3.The Positions of Yin & Yang
After examining closely the Hart Sketches and De La Rue Design Sketches, we found the positions of Yin & Yang, in their respective Yin & Yang Devices, were not exactly the same. In the Hart Sketches, the Yins, or dark sides, were on the left and facing downward. Conversely, the Yins in the De La Rue design sketches were on the right and facing upward. If the composition of De La Rue Design Sketches originated from the Hart Sketches, why did the positions of Yin & Yang in the Device change completely? The answer to this question is easily discerned after seeing the De La Rue China Archives. In Campbell's May 22 letter to De La Rue, he particularly emphasized “In the Yin & Yang device, the dark side should be uppermost.” To be more explicit and accurate, Campbell drew a sketch in his letter to describe the proper positions of Yin & Yang.
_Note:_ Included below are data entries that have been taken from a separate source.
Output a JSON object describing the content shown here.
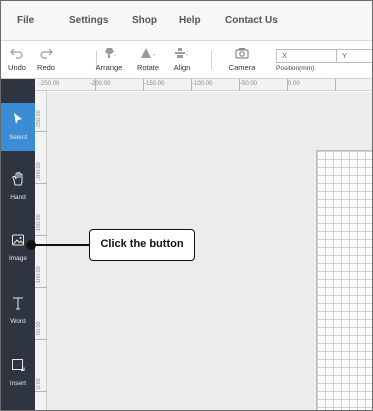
{
  "menubar": {
    "items": [
      {
        "label": "File"
      },
      {
        "label": "Settings"
      },
      {
        "label": "Shop"
      },
      {
        "label": "Help"
      },
      {
        "label": "Contact Us"
      }
    ]
  },
  "toolbar": {
    "tools": [
      {
        "label": "Undo",
        "icon": "undo-icon"
      },
      {
        "label": "Redo",
        "icon": "redo-icon"
      },
      {
        "label": "Arrange",
        "icon": "arrange-icon"
      },
      {
        "label": "Rotate",
        "icon": "rotate-icon"
      },
      {
        "label": "Align",
        "icon": "align-icon"
      },
      {
        "label": "Camera",
        "icon": "camera-icon"
      }
    ],
    "x_field": {
      "value": "X"
    },
    "y_field": {
      "value": "Y"
    },
    "position_label": "Position(mm)"
  },
  "sidebar": {
    "items": [
      {
        "label": "Select",
        "icon": "cursor-arrow-icon",
        "active": true
      },
      {
        "label": "Hand",
        "icon": "hand-icon",
        "active": false
      },
      {
        "label": "Image",
        "icon": "image-icon",
        "active": false
      },
      {
        "label": "Word",
        "icon": "text-icon",
        "active": false
      },
      {
        "label": "Insert",
        "icon": "insert-shape-icon",
        "active": false
      }
    ]
  },
  "ruler": {
    "horizontal_labels": [
      "-250.00",
      "-200.00",
      "-150.00",
      "-100.00",
      "-50.00",
      "0.00"
    ],
    "vertical_labels": [
      "-250.00",
      "-200.00",
      "-150.00",
      "-100.00",
      "-50.00",
      "0.00"
    ]
  },
  "callout": {
    "text": "Click the button"
  },
  "colors": {
    "sidebar_bg": "#2e3440",
    "active_accent": "#3b8cd6",
    "canvas_bg": "#ececec"
  }
}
This explanation of the modification fur-nished to De La Rue in the explicit design requirement provides us with the key to connect the Hart Sketches and the two sketches from Peking together.
In R. A. de Villard's 1896 Proposed Stamps, & Postcards, etc. for the Imperial Chinese Post, Memos submitted to the Inspector General of I. M. Customs, quite a few symbols of the Yin & Yang were presented. The positions of Yin & Yang were consistent with Campbell's require-ment. This might thus be recognized as the standard logo for the Chinese Imperial Customs. Therefore, the presentations of these Yin& Yang Devices in the literature as to whether they were described in their upright, inverted, reversed or reversely inverted positions should be revised.